“The Lord God helps me; therefore I have not been disgraced; therefore I have set my face like flint, and I know that I shall not be put to shame;” vs. 7
The prophet had been called by God to offer words of encouragement and comfort to the weary exiles in Babylon, and he had been a faithful servant. He had taught the people and listened to their laments and complaints day after day, and they did not treat him kindly. His faithfulness to the Lord had been rewarded with insults and persecution. But he refused to act like a victim. Never would he allow their despicable actions to disgrace him, and he remained faithful, knowing he would never be put to shame. Sadly this has been a common experience for the servants of the Lord through the centuries–even Jesus was not immune. And some of us live in environments where faithfulness is a recipe for teasing and ridicule.
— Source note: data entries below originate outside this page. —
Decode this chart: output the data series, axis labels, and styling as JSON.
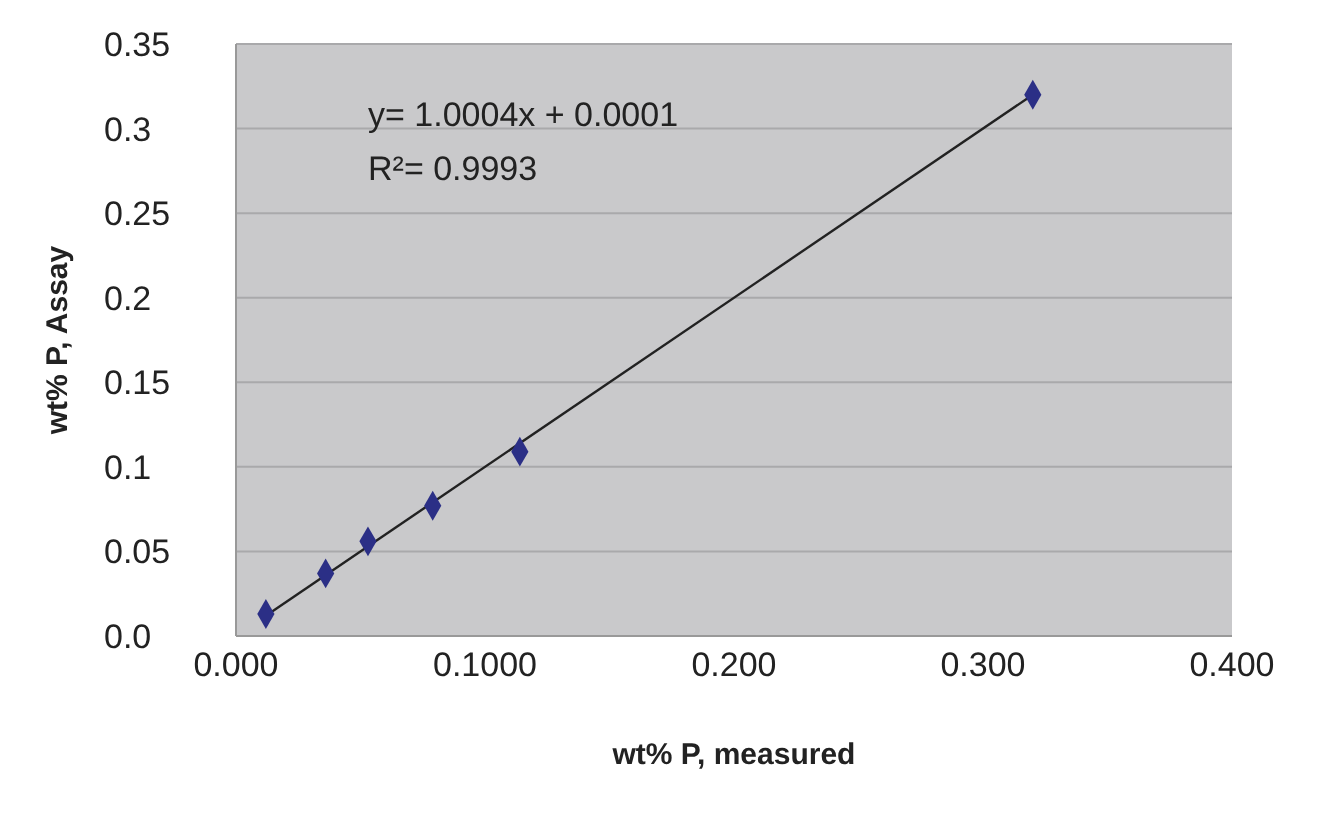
{
  "chart_data": {
    "type": "scatter",
    "xlabel": "wt% P, measured",
    "ylabel": "wt% P, Assay",
    "annotations": [
      "y= 1.0004x + 0.0001",
      "R²= 0.9993"
    ],
    "series": [
      {
        "color": "#2b2f86",
        "x": [
          0.012,
          0.036,
          0.053,
          0.079,
          0.114,
          0.32
        ],
        "values": [
          0.013,
          0.037,
          0.056,
          0.077,
          0.109,
          0.32
        ],
        "marker": "diamond"
      },
      {
        "type": "line",
        "color": "#222222",
        "x": [
          0.012,
          0.32
        ],
        "values": [
          0.012,
          0.32
        ],
        "marker": "none",
        "line_style": "solid"
      }
    ],
    "xlim": [
      0,
      0.4
    ],
    "xticks": [
      {
        "value": 0,
        "label": "0.000"
      },
      {
        "value": 0.1,
        "label": "0.1000"
      },
      {
        "value": 0.2,
        "label": "0.200"
      },
      {
        "value": 0.3,
        "label": "0.300"
      },
      {
        "value": 0.4,
        "label": "0.400"
      }
    ],
    "ylim": [
      0,
      0.35
    ],
    "yticks": [
      {
        "value": 0,
        "label": "0.0"
      },
      0.05,
      0.1,
      0.15,
      0.2,
      0.25,
      0.3,
      0.35
    ],
    "grid": "y"
  }
}
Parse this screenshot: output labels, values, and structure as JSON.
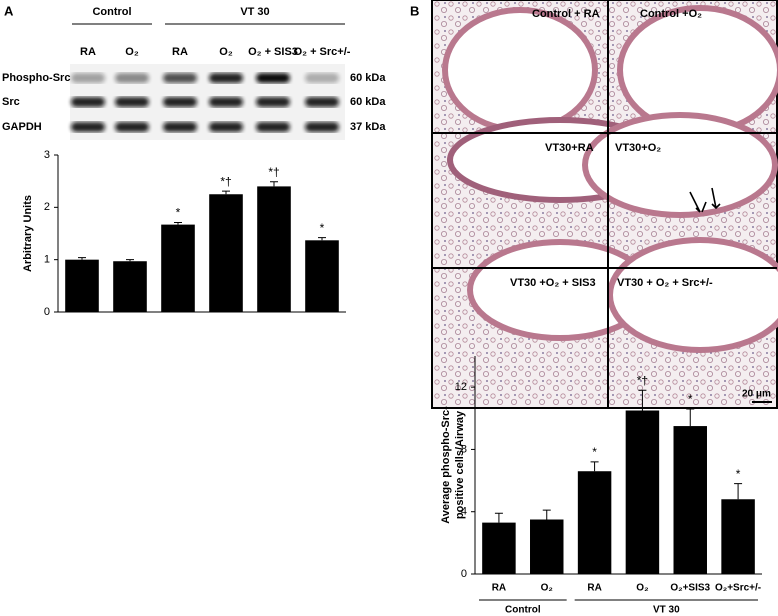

While our culture pretends to honor Christian values and principles, sometimes our peers can be cruel and vindictive when we try to live as the servants of Jesus. In some arenas being devout can definitely be seen as a deficit and being a person of faith can get pretty lonely. But Jesus stood tall before his persecutors and refused to be kept from completing his mission. Hopefully we will never be tested as he was, but if trials come, we can certainly pray that we too will remain faithful.
Thought for the Day: How do people usually deal with disgrace and shame?